If there was a sour note at all it had to do with the organization of the staging.

But complaints came from expatriates, not from Cambodians.

Neither in the daylight performances at the Elephant Terrace, nor in the evening

perfomance inside Angkor Wat did the staging make viewing easy.

This was particularly true at the Elephant Terrace where 150 folding chairs had been

set up at $5 a ticket, and roped off areas to the left and right of these seats constrained

those without tickets.

All seating faced to the west, and at 4 to 5 p.m., the crowd had to peer throught

the dazzle of the sinking sun to view the dancers on an enclosed raised platform

to their front. Viewing was made more difficult because of the height of the platform,

and from the crowd's location the dancers could generally only be seen from waist-up.

Further, because the stage was partially enclosed and relatively dark many of the

movements of the dancers were difficult or impossible to see.

The night performances at Angkor Wat were even more private. Even on the first night,

when security was relatively lax, the vast majority of those who entered the temple

saw very little. But that night, and in the presence of Prince Ranariddh in the 300

seat viewing stand, Cambodian people were allowed quite close to the stage area.

In contrast, on the last night of the performance, when the Second Prime Minister

Hun Sen replaced the expected King to close the ceremonies, security was extremely

stringent, entrance was by invitation only ($10 tickets were not sold as they had

been for previous performances) and the crowd that entered the temple were kept at

a much greater distance than before. Viewing anything for them was impossible.

As one western photographer put it, "This was organized by someone who has little

conception of mass participation or of creating the possibility for good press coverage.

It is impossible to get a good picture, and I don't think there are many Cambodians

who can see what is going on. There is a feeling of elitism about this."
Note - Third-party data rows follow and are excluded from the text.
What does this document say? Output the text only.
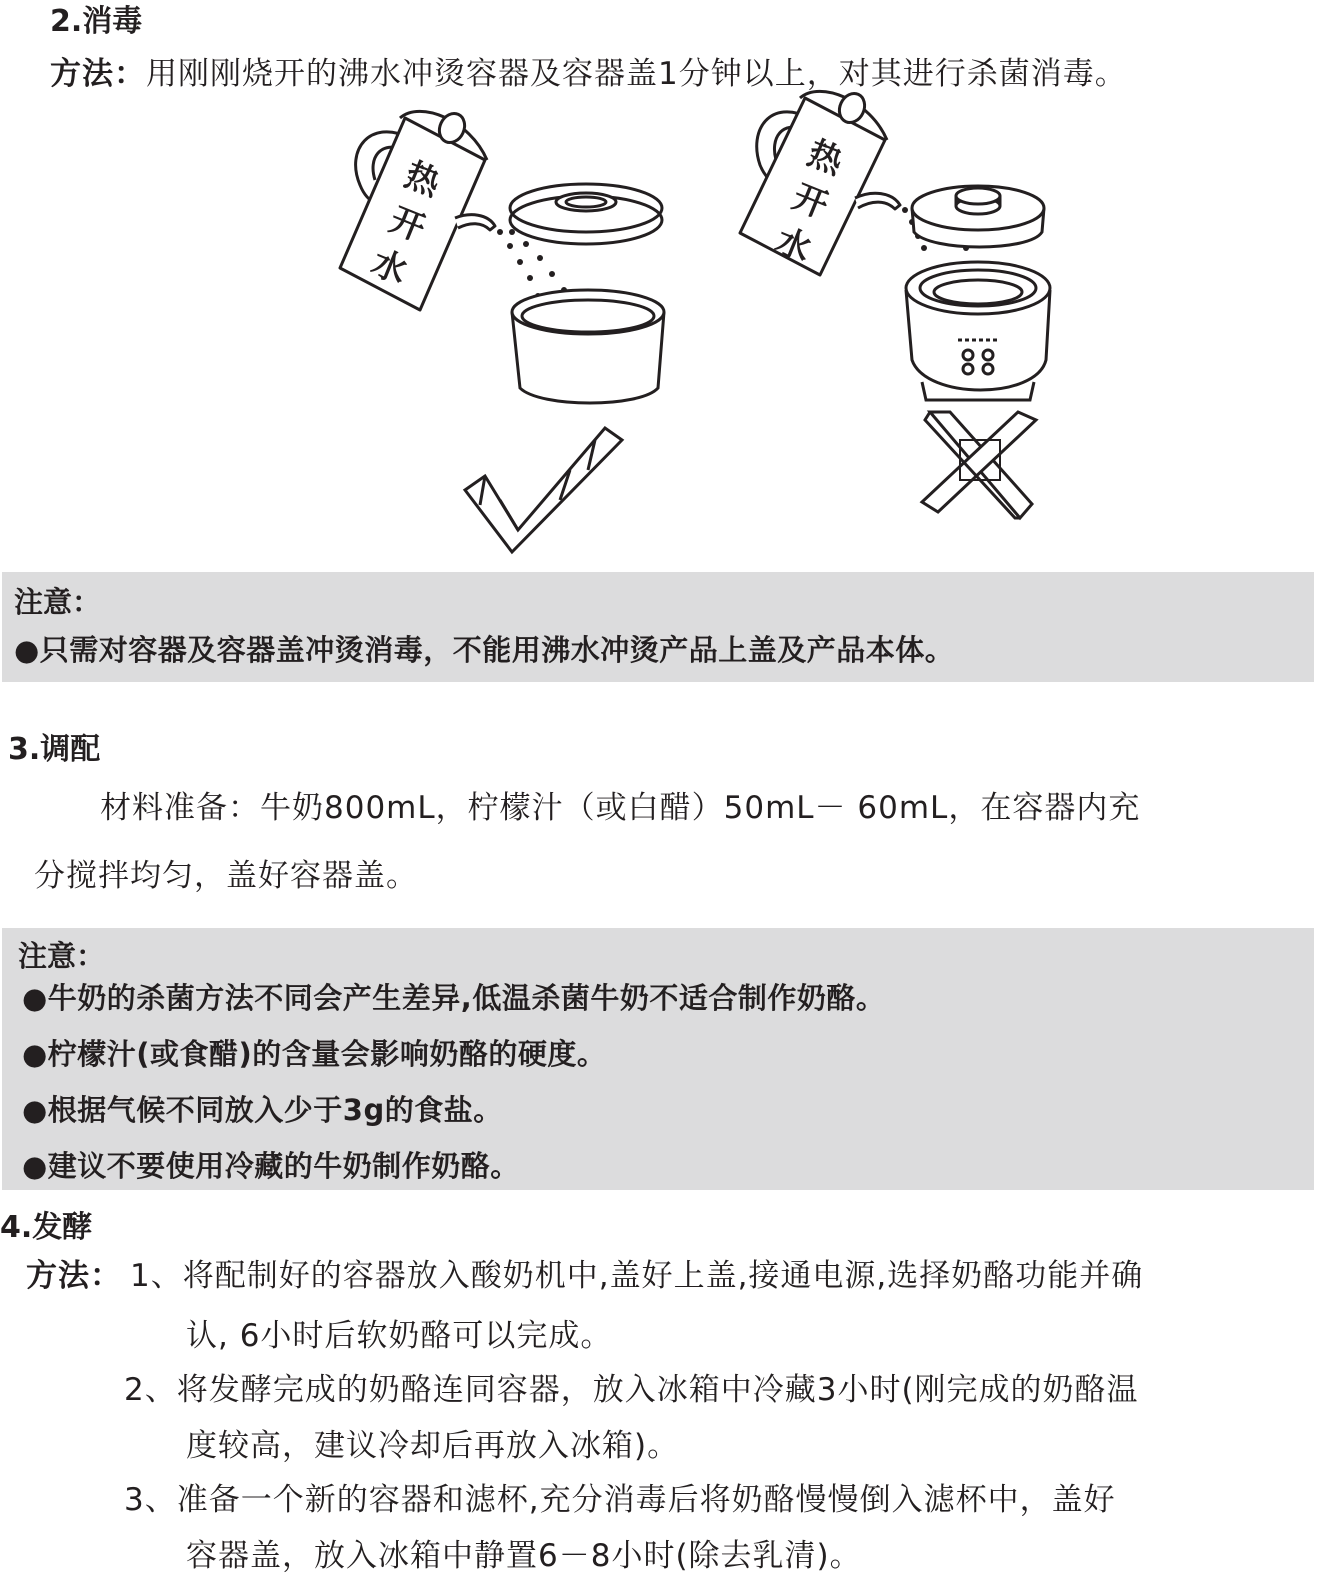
2.消毒
方法：用刚刚烧开的沸水冲烫容器及容器盖1分钟以上，对其进行杀菌消毒。
热
开
水
热
开
水
注意：
●只需对容器及容器盖冲烫消毒，不能用沸水冲烫产品上盖及产品本体。
3.调配
材料准备：牛奶800mL，柠檬汁（或白醋）50mL－ 60mL，在容器内充
分搅拌均匀，盖好容器盖。
注意：
●牛奶的杀菌方法不同会产生差异,低温杀菌牛奶不适合制作奶酪。
●柠檬汁(或食醋)的含量会影响奶酪的硬度。
●根据气候不同放入少于3g的食盐。
●建议不要使用冷藏的牛奶制作奶酪。
4.发酵
方法： 1、将配制好的容器放入酸奶机中,盖好上盖,接通电源,选择奶酪功能并确
认, 6小时后软奶酪可以完成。
2、将发酵完成的奶酪连同容器，放入冰箱中冷藏3小时(刚完成的奶酪温
度较高，建议冷却后再放入冰箱)。
3、准备一个新的容器和滤杯,充分消毒后将奶酪慢慢倒入滤杯中，盖好
容器盖，放入冰箱中静置6－8小时(除去乳清)。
But comments like these were in the minority. The Cambodians to whom I talked enjoyed

themselves. It was a festival, there were fire-works and crowds and some excitement.
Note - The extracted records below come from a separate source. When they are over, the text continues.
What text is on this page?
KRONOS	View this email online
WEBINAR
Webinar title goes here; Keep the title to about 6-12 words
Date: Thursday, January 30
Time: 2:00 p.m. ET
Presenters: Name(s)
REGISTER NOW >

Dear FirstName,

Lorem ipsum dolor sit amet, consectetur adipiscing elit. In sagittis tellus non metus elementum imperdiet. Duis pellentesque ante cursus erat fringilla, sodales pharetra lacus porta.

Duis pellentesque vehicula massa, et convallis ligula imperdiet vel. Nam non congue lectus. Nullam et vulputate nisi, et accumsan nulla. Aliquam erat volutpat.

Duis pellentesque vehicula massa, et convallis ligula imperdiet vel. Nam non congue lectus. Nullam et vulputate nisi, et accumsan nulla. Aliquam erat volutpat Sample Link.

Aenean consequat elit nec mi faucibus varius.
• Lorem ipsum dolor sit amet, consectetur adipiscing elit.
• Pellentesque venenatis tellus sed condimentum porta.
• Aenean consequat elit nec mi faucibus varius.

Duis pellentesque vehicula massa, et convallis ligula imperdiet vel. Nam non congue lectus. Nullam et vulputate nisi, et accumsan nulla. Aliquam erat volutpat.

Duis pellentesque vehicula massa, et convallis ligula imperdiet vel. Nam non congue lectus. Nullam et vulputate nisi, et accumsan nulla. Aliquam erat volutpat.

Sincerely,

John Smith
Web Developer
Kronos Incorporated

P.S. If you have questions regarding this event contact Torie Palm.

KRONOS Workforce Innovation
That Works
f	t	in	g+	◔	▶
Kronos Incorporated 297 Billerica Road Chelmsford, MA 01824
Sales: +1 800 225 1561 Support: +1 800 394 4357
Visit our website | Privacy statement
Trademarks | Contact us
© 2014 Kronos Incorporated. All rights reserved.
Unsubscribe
They said that they did not mind paying 500 riel to enter the Angkor park (organized,

policemen told me by Lok-Kiet, which I took to be the Governor of the Province),

and the 1000 riel that it cost to park their motor-bikes. They liked the music, the

dances, the extravagant costumes, and they said that they liked the idea that it

was Cambodia who was the host.

In Siem Riep guest houses raised their prices, and moto-taxis and temple guides did


The stadium area just outside town hosted a night market, where the biggest attraction

was pay-by-the-song dances in rope corrals.

Four dance "corrals" filled the night air with Cambodian and American music

at full volume. New Year's was celebrated with an extravagant fire-works display,

while a New Year's Evening Ball was hosted by the Grand Hotel.
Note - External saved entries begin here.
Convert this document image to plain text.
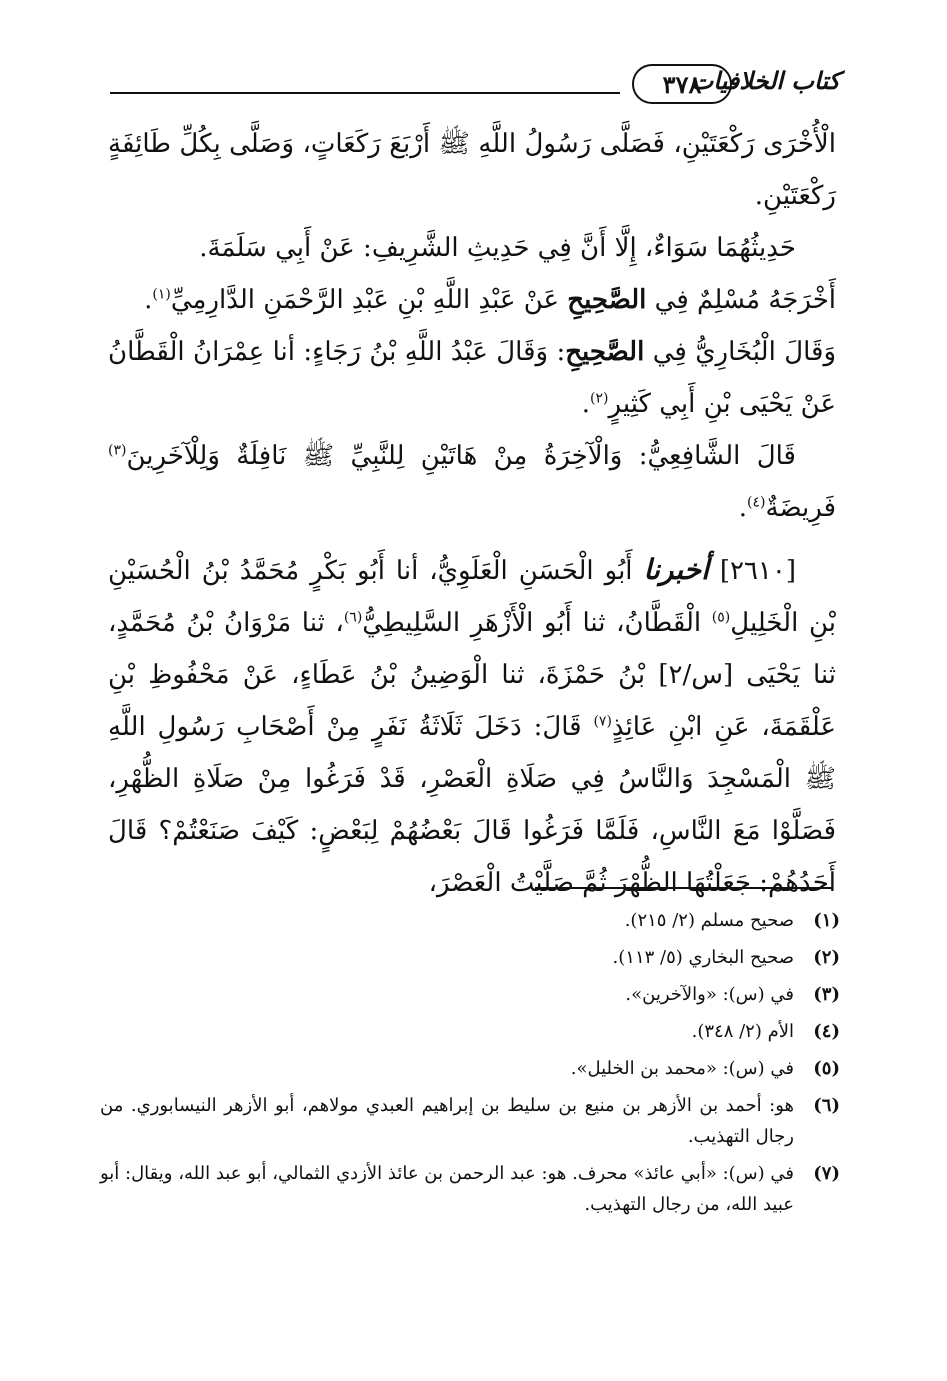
كتاب الخلافيات
٣٧٨

الْأُخْرَى رَكْعَتَيْنِ، فَصَلَّى رَسُولُ اللَّهِ ﷺ أَرْبَعَ رَكَعَاتٍ، وَصَلَّى بِكُلِّ طَائِفَةٍ رَكْعَتَيْنِ.

حَدِيثُهُمَا سَوَاءٌ، إِلَّا أَنَّ فِي حَدِيثِ الشَّرِيفِ: عَنْ أَبِي سَلَمَةَ.

أَخْرَجَهُ مُسْلِمٌ فِي الصَّحِيحِ عَنْ عَبْدِ اللَّهِ بْنِ عَبْدِ الرَّحْمَنِ الدَّارِمِيِّ$^{(١)}$.

وَقَالَ الْبُخَارِيُّ فِي الصَّحِيحِ: وَقَالَ عَبْدُ اللَّهِ بْنُ رَجَاءٍ: أنا عِمْرَانُ الْقَطَّانُ عَنْ يَحْيَى بْنِ أَبِي كَثِيرٍ$^{(٢)}$.

قَالَ الشَّافِعِيُّ: وَالْآخِرَةُ مِنْ هَاتَيْنِ لِلنَّبِيِّ ﷺ نَافِلَةٌ وَلِلْآخَرِينَ$^{(٣)}$ فَرِيضَةٌ$^{(٤)}$.

[٢٦١٠] أخبرنا أَبُو الْحَسَنِ الْعَلَوِيُّ، أنا أَبُو بَكْرٍ مُحَمَّدُ بْنُ الْحُسَيْنِ بْنِ الْخَلِيلِ$^{(٥)}$ الْقَطَّانُ، ثنا أَبُو الْأَزْهَرِ السَّلِيطِيُّ$^{(٦)}$، ثنا مَرْوَانُ بْنُ مُحَمَّدٍ، ثنا يَحْيَى [س/٢] بْنُ حَمْزَةَ، ثنا الْوَضِينُ بْنُ عَطَاءٍ، عَنْ مَحْفُوظِ بْنِ عَلْقَمَةَ، عَنِ ابْنِ عَائِذٍ$^{(٧)}$ قَالَ: دَخَلَ ثَلَاثَةُ نَفَرٍ مِنْ أَصْحَابِ رَسُولِ اللَّهِ ﷺ الْمَسْجِدَ وَالنَّاسُ فِي صَلَاةِ الْعَصْرِ، قَدْ فَرَغُوا مِنْ صَلَاةِ الظُّهْرِ، فَصَلَّوْا مَعَ النَّاسِ، فَلَمَّا فَرَغُوا قَالَ بَعْضُهُمْ لِبَعْضٍ: كَيْفَ صَنَعْتُمْ؟ قَالَ أَحَدُهُمْ: جَعَلْتُهَا الظُّهْرَ ثُمَّ صَلَّيْتُ الْعَصْرَ،

(١)
صحيح مسلم (٢/ ٢١٥).
(٢)
صحيح البخاري (٥/ ١١٣).
(٣)
في (س): «والآخرين».
(٤)
الأم (٢/ ٣٤٨).
(٥)
في (س): «محمد بن الخليل».
(٦)
هو: أحمد بن الأزهر بن منيع بن سليط بن إبراهيم العبدي مولاهم، أبو الأزهر النيسابوري. من رجال التهذيب.
(٧)
في (س): «أبي عائذ» محرف. هو: عبد الرحمن بن عائذ الأزدي الثمالي، أبو عبد الله، ويقال: أبو عبيد الله، من رجال التهذيب.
The four day festival was opened on Friday night, January 29.

King Norodom Sihanouk had been scheduled to open it, and Prince Norodom Ranariddh,

the First Prime Minister was to close it.

However, the First Prime Minister came in the King's place, and in spite of information

made public by Ministry of Culture officials in Siem Riep that the King would close

the festival, the Samdech Hun Sen, Second Prime Minister, did instead.

Some expatriates at the festival speculated that the switch was simply a security

precaution, violence would be unlikely if the King was likely to be present.

Others speculated that it was simply indicative of the shifts in power in Phnom Penh.

One expatriate resident of Siem Reap (who asked not to be named) remarked: "You

know what's great about this? This is Khmer culture. This isn't the f****** French

promoting cultural hegemony. This isn't some f****** American evangelist telling

the Cambodians that what they are missing is the real truth, which only he can give

them. Here you have Cambodians celebrating something that is important to them and

deeply rooted in their own unique culture. And I say, more power to them!"